Already compared to Hemingway and Murakami, Shuang Xuetao is one of the most highly celebrated young Chinese writers—his English-language debut Rouge Street collects three dazzling novellas of Northeast China, mixing realism, mysticism, and noir An enterprising inventor dreams of escaping his drab surroundings in a flying machine. A criminal, trapped beneath a frozen lake, transforms into a giant fish. A strange girl pledges to ignite a field of sorghum stalks.
Rouge Street collects three novellas by Shuang Xuetao, the lauded young Chinese writer whose frank, fantastical short fiction has already inspired comparisons to Ernest Hemingway and Haruki Murakami. Located in China’s frigid Northeast, Shenyang, the author’s birthplace, boasts an illustrious past—legend holds that the emperor’s makeup was manufactured here. But while the city enjoyed renewed importance as an industrial hub under Mao Zedong, China’s subsequent transition from communism to a private economy led to an array of social ills—unemployment, poverty, alcoholism, domestic violence, divorce, suicide—which gritty Shenyang epitomizes.

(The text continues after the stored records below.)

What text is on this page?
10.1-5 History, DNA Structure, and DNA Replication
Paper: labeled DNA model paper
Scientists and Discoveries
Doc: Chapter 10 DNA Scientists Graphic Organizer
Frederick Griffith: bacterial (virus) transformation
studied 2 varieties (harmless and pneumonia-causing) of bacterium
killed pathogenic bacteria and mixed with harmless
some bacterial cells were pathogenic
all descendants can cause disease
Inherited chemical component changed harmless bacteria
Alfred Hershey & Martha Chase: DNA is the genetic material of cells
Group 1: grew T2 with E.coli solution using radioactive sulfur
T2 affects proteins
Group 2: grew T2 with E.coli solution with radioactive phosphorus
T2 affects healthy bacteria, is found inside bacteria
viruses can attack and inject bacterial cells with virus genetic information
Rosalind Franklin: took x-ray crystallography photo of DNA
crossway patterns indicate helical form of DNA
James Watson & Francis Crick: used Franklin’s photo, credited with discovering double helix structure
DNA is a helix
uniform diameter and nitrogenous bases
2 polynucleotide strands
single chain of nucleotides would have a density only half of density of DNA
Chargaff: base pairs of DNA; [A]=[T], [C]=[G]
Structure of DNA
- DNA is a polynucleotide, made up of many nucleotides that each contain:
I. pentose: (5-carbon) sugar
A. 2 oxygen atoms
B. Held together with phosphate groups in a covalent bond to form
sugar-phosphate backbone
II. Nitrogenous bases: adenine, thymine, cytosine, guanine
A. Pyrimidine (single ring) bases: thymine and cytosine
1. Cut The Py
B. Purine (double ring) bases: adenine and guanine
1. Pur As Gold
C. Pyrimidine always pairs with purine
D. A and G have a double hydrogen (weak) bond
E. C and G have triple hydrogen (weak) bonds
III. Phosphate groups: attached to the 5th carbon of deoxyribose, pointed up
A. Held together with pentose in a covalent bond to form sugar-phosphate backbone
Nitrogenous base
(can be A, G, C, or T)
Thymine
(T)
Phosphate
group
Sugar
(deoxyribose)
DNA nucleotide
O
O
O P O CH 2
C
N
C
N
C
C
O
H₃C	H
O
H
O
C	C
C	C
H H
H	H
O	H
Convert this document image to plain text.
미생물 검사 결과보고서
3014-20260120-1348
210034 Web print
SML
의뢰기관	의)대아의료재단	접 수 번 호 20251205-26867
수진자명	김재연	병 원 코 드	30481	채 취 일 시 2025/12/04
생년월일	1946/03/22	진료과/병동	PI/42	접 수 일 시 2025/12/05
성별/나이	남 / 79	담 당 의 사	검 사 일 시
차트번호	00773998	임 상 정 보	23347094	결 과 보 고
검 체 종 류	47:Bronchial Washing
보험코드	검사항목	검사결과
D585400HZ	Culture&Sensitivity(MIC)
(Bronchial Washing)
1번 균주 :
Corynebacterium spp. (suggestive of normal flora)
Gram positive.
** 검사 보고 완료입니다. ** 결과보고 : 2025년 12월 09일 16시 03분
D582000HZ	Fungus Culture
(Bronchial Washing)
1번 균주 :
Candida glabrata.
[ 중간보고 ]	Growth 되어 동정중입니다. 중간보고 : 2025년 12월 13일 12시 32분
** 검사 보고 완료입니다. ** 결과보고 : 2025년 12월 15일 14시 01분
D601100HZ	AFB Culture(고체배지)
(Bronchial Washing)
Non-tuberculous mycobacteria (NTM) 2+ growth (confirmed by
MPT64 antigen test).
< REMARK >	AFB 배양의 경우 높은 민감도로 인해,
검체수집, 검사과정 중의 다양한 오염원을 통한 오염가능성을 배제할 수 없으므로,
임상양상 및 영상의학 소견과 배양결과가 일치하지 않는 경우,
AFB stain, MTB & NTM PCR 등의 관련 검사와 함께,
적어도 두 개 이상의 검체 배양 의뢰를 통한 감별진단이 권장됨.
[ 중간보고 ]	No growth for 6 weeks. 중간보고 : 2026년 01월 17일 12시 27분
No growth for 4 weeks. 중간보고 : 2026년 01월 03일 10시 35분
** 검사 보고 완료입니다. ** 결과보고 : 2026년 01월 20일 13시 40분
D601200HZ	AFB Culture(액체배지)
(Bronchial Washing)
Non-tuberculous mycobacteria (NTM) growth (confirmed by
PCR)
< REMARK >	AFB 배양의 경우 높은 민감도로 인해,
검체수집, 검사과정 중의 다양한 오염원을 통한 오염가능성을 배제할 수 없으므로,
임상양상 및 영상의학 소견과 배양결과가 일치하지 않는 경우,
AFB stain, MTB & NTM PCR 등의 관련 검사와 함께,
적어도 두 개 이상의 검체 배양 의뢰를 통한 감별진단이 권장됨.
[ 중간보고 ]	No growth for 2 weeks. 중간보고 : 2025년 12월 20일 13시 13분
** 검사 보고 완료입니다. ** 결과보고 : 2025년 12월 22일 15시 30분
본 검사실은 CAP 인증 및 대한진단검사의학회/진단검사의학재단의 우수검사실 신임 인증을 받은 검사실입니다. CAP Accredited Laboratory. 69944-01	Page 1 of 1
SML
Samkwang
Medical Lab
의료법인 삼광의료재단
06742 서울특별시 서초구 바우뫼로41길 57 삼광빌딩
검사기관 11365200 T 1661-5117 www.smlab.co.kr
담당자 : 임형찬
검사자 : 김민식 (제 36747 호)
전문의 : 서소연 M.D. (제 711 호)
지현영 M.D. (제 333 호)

Orbiting the toughest neighborhood of a postindustrial city whose vast, inhospitable landscape makes every aspect of life a struggle, these many-voiced missives are united by Shuang Xuetao’s singular style—one which balances hardscrabble naturalism with the transcendent, and faces the bleak environs with winning humor. Lyrical, masterful, Rouge Street illuminates not only the hidden pains of those left behind in an extraordinary economic boom, but also the unlikely, nourishing grace they, nevertheless, manage to discover.